Gezi Parkı olayları davasında savcı müebbet hapis istedi
Gezi Parkı olayları ile 15 Temmuz darbe girişimi davalarından tutuklu yargılanan iş insanı Osman Kavala dosyasının karar duruşması İstanbul 13. Ağır Ceza Mahkemesi’nde bugün görüldü. Duruşma pazartesi gününe ertelendi.

İstinaf mahkemesinin beraat kararlarını bozmasının ardından yeniden görülen 17 sanıklı Gezi Parkı davasında karar aşamasına gelindi.
Bugün görülen duruşmada Osman Kavala’nın da aralarında bulunduğu 9 sanık, esas hakkındaki mütalaaya karşı son savunmalarını yaptı. Avukatların da savunmalarının ardından duruşma sona erdi. Davaya 25 Nisan Pazartesi günü devam edilecek.
Mütalaasını sunan savcı, Osman Kavala ve Mücella Yapıcı hakkında “hükümeti ortadan kaldırmaya teşebbüs” suçlamasıyla ağırlaştırılmış müebbet hapis cezası talep etti.
Mütalaada, Çiğdem Mater, Ali Hakan Altınay, Mine Özerden, Can Atalay, Tayfun Kahraman ve Yiğit Ali Ekmekçi hakkında ise darbeye teşebbüs suçunu “yardım eden sıfatıyla” işledikleri gerekçesiyle 20 yıla kadar hapis cezası isteniyor.
Duruşmaya cezaevinden SEGBİS’le bağlanan Osman Kavala şunları kaydetti:
Yargı süreci siyasi etki ile deformasyona uğramış, kamu yetkisinin kötüye kullanıldığı bir süreç yürütülmüştür. Gezi protestolarının Soros ve dış güçlerce planlandığı, benim bunun organizasyonunu gerçekleştirdiğim kurgusunun daha sonra FETÖ üyesi olmakla suçlanmış bir savcı tarafından hazırlandığını biliyoruz.
Gezi’nin dışarıdan yönetildiğine dair delil gösterilemedi. 80 ile yayılan protestoları yönlendirdiğim iddiası akla uygun değildir, sadece poğaça ve eczaneden alınmış maskelerle gittiğim Gezi’nin maddi ihtiyaçlarını karşıladığım iddiası saçmalıktır. Gezi protestolarının George Soros tarafından düzenlendiği iddiası protestoya katılan vatandaşlarımızı itibarsızlaştırmaya yönelik bir iddiadır. Bu iddia, araştırma sonucu ulaşılmış herhangi bir delile değil, Soros’un Arap Baharı arkasındaki kişi olduğu algısına dayanmaktadır ve iddianamede de böyle yer almıştır.

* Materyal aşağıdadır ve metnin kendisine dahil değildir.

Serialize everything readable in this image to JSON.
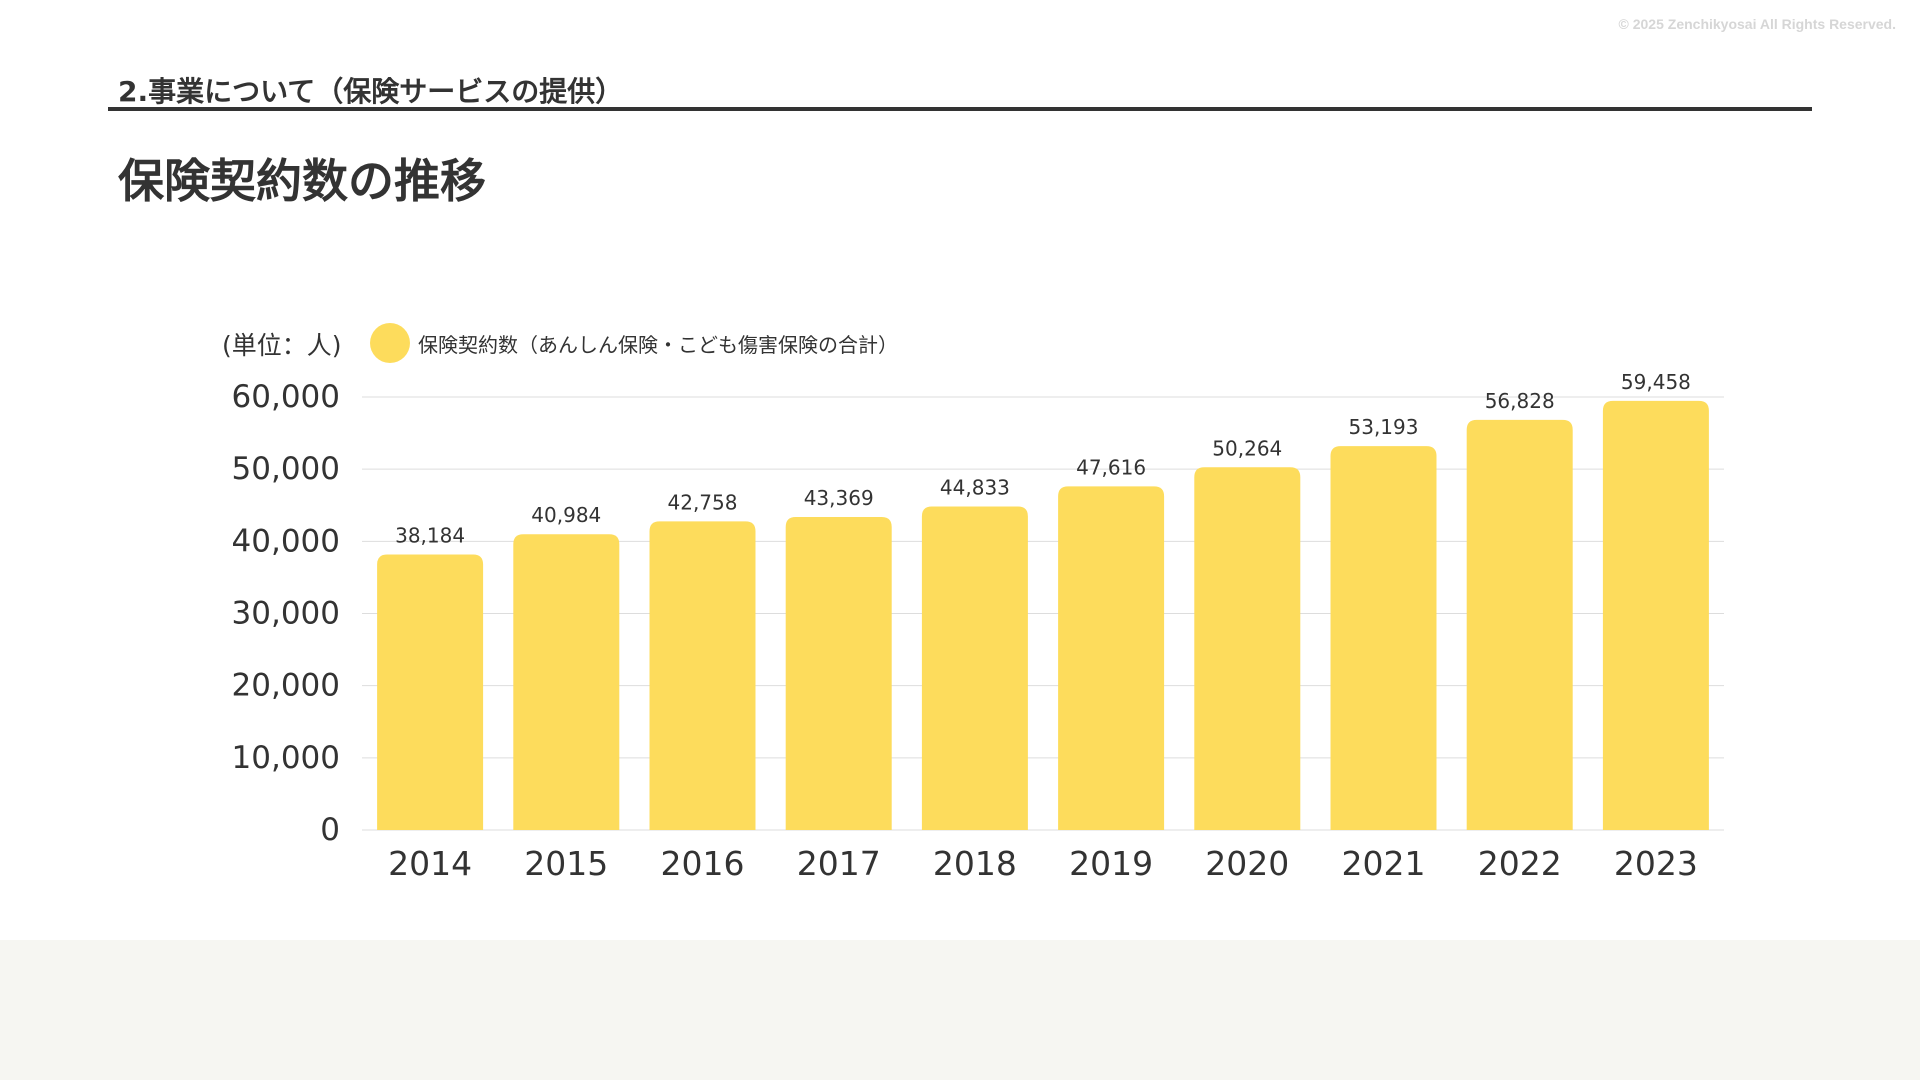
{
  "header": {
    "copyright": "© 2025 Zenchikyosai All Rights Reserved.",
    "section_title": "2.事業について（保険サービスの提供）",
    "page_title": "保険契約数の推移"
  },
  "colors": {
    "bar": "#fddc5c",
    "grid": "#dddddd",
    "text": "#333333",
    "footer": "#f6f6f2"
  },
  "chart_data": {
    "type": "bar",
    "unit_label": "(単位：人)",
    "categories": [
      "2014",
      "2015",
      "2016",
      "2017",
      "2018",
      "2019",
      "2020",
      "2021",
      "2022",
      "2023"
    ],
    "series": [
      {
        "name": "保険契約数（あんしん保険・こども傷害保険の合計）",
        "values": [
          38184,
          40984,
          42758,
          43369,
          44833,
          47616,
          50264,
          53193,
          56828,
          59458
        ],
        "labels": [
          "38,184",
          "40,984",
          "42,758",
          "43,369",
          "44,833",
          "47,616",
          "50,264",
          "53,193",
          "56,828",
          "59,458"
        ]
      }
    ],
    "ylim": [
      0,
      60000
    ],
    "yticks": [
      0,
      10000,
      20000,
      30000,
      40000,
      50000,
      60000
    ],
    "ytick_labels": [
      "0",
      "10,000",
      "20,000",
      "30,000",
      "40,000",
      "50,000",
      "60,000"
    ],
    "grid": true,
    "legend_position": "top-left"
  }
}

Şiddet içeren, suç sayılan bir eylem biçimi önermem, insanları, kuruluşları buna teşvik etmem söz konusu değildir. Zaten iddianamede de bu kanıtlanmamıştır. Herhangi bir örgüte bağım bulunamadığından beni kalkışmanın finansmanı yaptılar. Hayatımın 4,5 yılını cezaevinde geçirmiş olmam benim için telafisi mümkün olmayan bir kayıptır. Bana teselli sağlayacak yegâne şey yaşadıklarımın yargıdaki vahim sorunların daha iyi anlaşılmasına katkıda bulunması ihtimalidir.
Diğer sanıkların ve avukatlarının söz almalarının ardından Mahkeme Başkanı Mesut Özdemir duruşmayı bitirdi. Davaya 25 Nisan Pazartesi günü devam edilmesine karar verildi.